In TIATON, this looks like:

load("//proto", "new")

def extract_application_data(ctx, state):
    """Use LLM to extract structured data from document."""
    payload = new("ai.v1.ExtractionRequest", {
        "document": state["raw_document"],
        "schema": "lending.v1.ApplicationData",
        "instructions": "Extract applicant details from this loan application.",
    })
    return RUNNING, submit_job("ai.v1.ExtractionService/Extract", payload)

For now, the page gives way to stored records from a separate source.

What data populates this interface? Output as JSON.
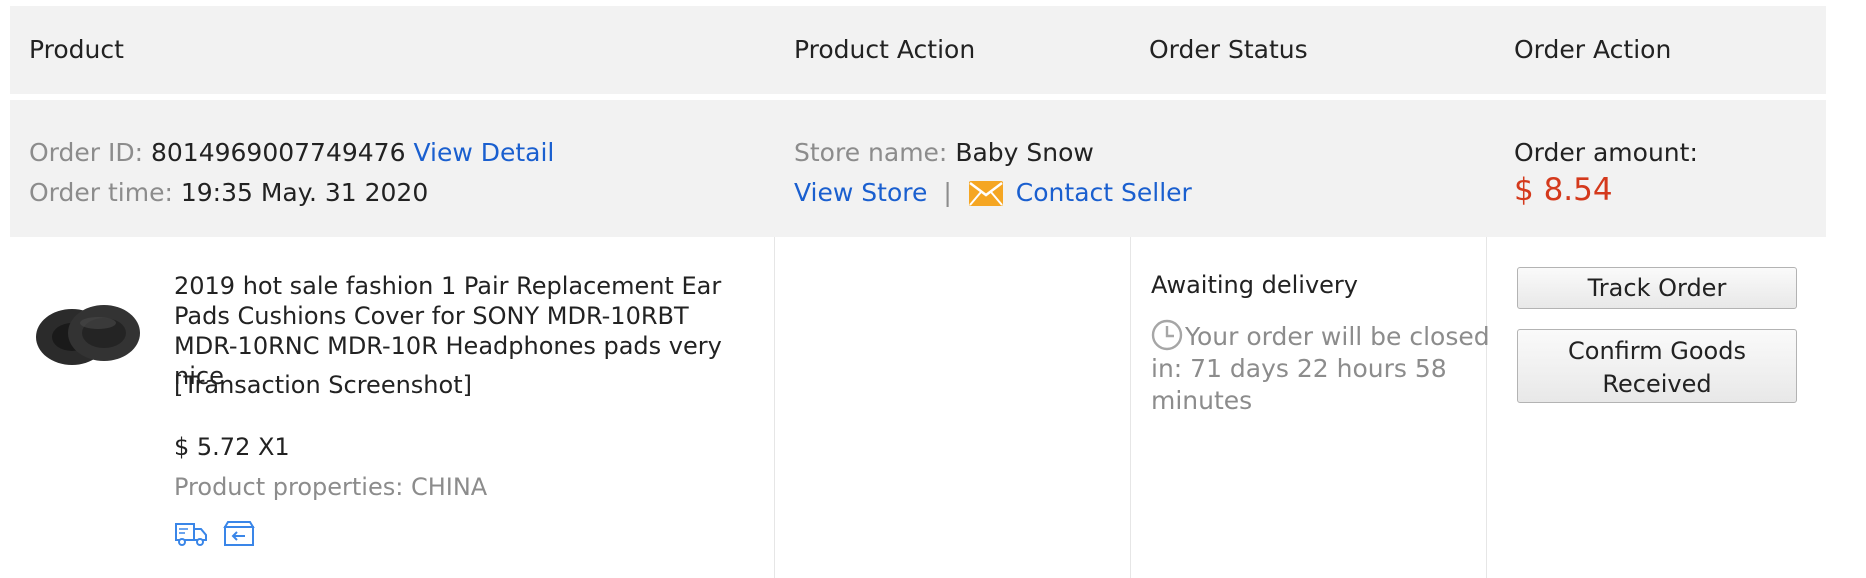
{
  "header": {
    "product": "Product",
    "product_action": "Product Action",
    "order_status": "Order Status",
    "order_action": "Order Action"
  },
  "order": {
    "id_label": "Order ID:",
    "id_value": "8014969007749476",
    "view_detail": "View Detail",
    "time_label": "Order time:",
    "time_value": "19:35 May. 31 2020",
    "store_label": "Store name:",
    "store_value": "Baby Snow",
    "view_store": "View Store",
    "separator": "|",
    "contact_seller": "Contact Seller",
    "amount_label": "Order amount:",
    "amount_value": "$ 8.54"
  },
  "item": {
    "title": "2019 hot sale fashion 1 Pair Replacement Ear Pads Cushions Cover for SONY MDR-10RBT MDR-10RNC MDR-10R Headphones pads very nice",
    "screenshot_link": "[Transaction Screenshot]",
    "price_qty": "$ 5.72 X1",
    "properties": "Product properties: CHINA",
    "icons": [
      "delivery-truck-icon",
      "return-box-icon"
    ]
  },
  "status": {
    "title": "Awaiting delivery",
    "detail": "Your order will be closed in: 71 days 22 hours 58 minutes",
    "icon": "clock-icon"
  },
  "actions": {
    "track_order": "Track Order",
    "confirm_goods": "Confirm Goods Received"
  },
  "colors": {
    "link": "#1a5fcf",
    "amount": "#d4391c",
    "band_bg": "#f2f2f2",
    "muted": "#8c8c8c"
  }
}
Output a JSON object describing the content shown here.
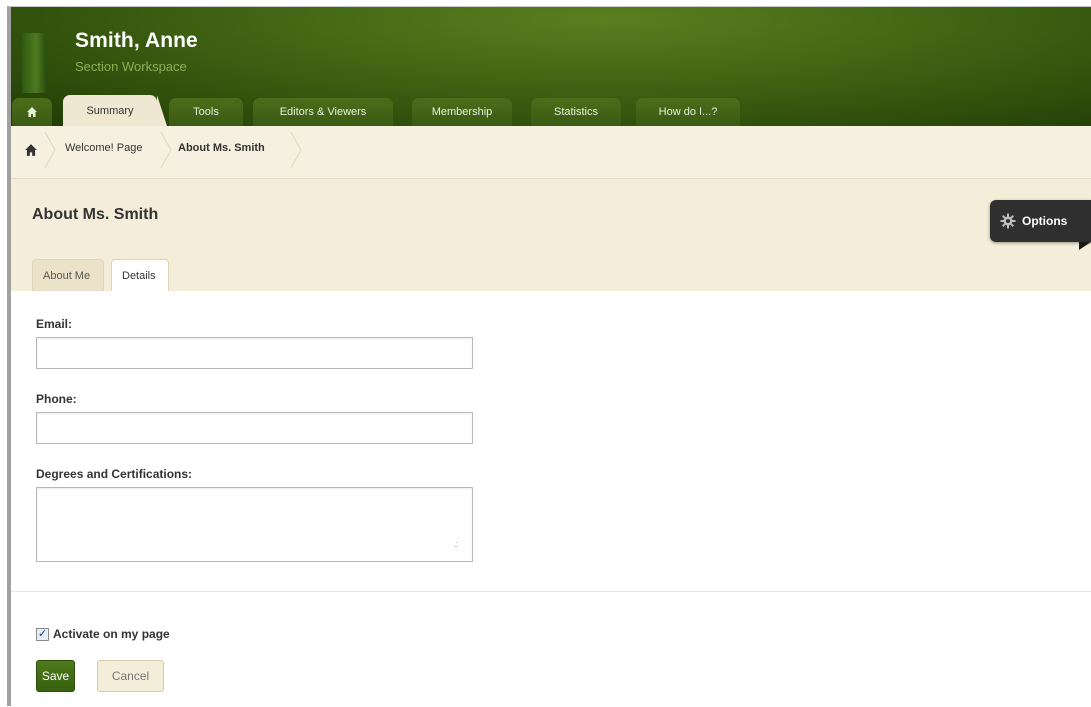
{
  "header": {
    "title": "Smith, Anne",
    "subtitle": "Section Workspace"
  },
  "nav": {
    "tabs": [
      {
        "label": "Summary"
      },
      {
        "label": "Tools"
      },
      {
        "label": "Editors & Viewers"
      },
      {
        "label": "Membership"
      },
      {
        "label": "Statistics"
      },
      {
        "label": "How do I...?"
      }
    ],
    "active": "Summary"
  },
  "breadcrumb": {
    "items": [
      {
        "label": "Welcome! Page"
      },
      {
        "label": "About Ms. Smith"
      }
    ]
  },
  "page": {
    "title": "About Ms. Smith",
    "options_label": "Options"
  },
  "subtabs": {
    "items": [
      {
        "label": "About Me"
      },
      {
        "label": "Details"
      }
    ],
    "active": "Details"
  },
  "form": {
    "email": {
      "label": "Email:",
      "value": ""
    },
    "phone": {
      "label": "Phone:",
      "value": ""
    },
    "degrees": {
      "label": "Degrees and Certifications:",
      "value": ""
    },
    "activate": {
      "label": "Activate on my page",
      "checked": true
    }
  },
  "buttons": {
    "save": "Save",
    "cancel": "Cancel"
  },
  "colors": {
    "header_green": "#3f6312",
    "beige": "#f4edd9",
    "save_green": "#4e7a1c"
  }
}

def on_extraction_complete(ctx, state):
    """Store extracted data, proceed to rule-based evaluation."""
    result = ctx.event.result
    state["applicant_name"] = result.data.name
    state["age"] = result.data.age
    state["income"] = result.data.income
    state["employer"] = result.data.employer
    state["extraction_confidence"] = result.confidence
    return SUCCESS

def evaluate_with_rules(ctx, state):
    """DMN tables take over — deterministic, auditable decision."""
    # This handler triggers DMN evaluation automatically
    # The predicate_domain evaluates all tables in the domain
    # Results are in ctx.facts after DMN evaluation
    decision = ctx.facts["loan_eligibility"].decision
    state["decision"] = decision
    state["decision_rule"] = ctx.facts["loan_eligibility"].matched_rule
    return SUCCESS

The LLM extraction might be 95% accurate. But the 5% it gets wrong gets caught by validation rules before any decision is made. And the decision itself is always made by rules — not by the LLM.

Confidence Scoring

For fields where AI extraction is uncertain, you add validation:

def validate_extraction(ctx, state):
    if state["extraction_confidence"] < 0.85:
        state["needs_human_review"] = True
        state["review_reason"] = "Low extraction confidence"
        return SUCCESS  # Don't fail — route to manual review

    # Validate extracted values against rules
    if state["age"] < 18 or state["age"] > 120:
        state["needs_human_review"] = True
        state["review_reason"] = "Age out of range: " + str(state["age"])
        return SUCCESS

    return SUCCESS

Low confidence? Route to human review. Impossible values? Route to human review. Everything else goes through the rule engine.

The Compliance Conversation

When a regulator asks how you make decisions:

"We use AI to extract information from documents. The extracted data is validated against business rules. If extraction confidence is below 85%, the case goes to human review. All decisions are made by versioned decision tables. Every decision is traced and auditable."

Compare this to:

"We use an AI model that we fine-tuned on historical data. It usually gets it right."

The first answer gets you approved. The second gets you a follow-up investigation.

Architecture Summary

LayerTechnologyPurposeAccuracy
ExtractionLLMUnstructured → structured~90-95%
ValidationRulesCatch extraction errorsDeterministic
DecisionDMN TablesBusiness logicDeterministic
RoutingAgentOrchestrate the flowDeterministic
AuditDecision TraceFull explainabilityComplete

AI does what AI does best. Rules do what rules do best. The result: a system where AI accelerates the process, but rules guarantee the outcome.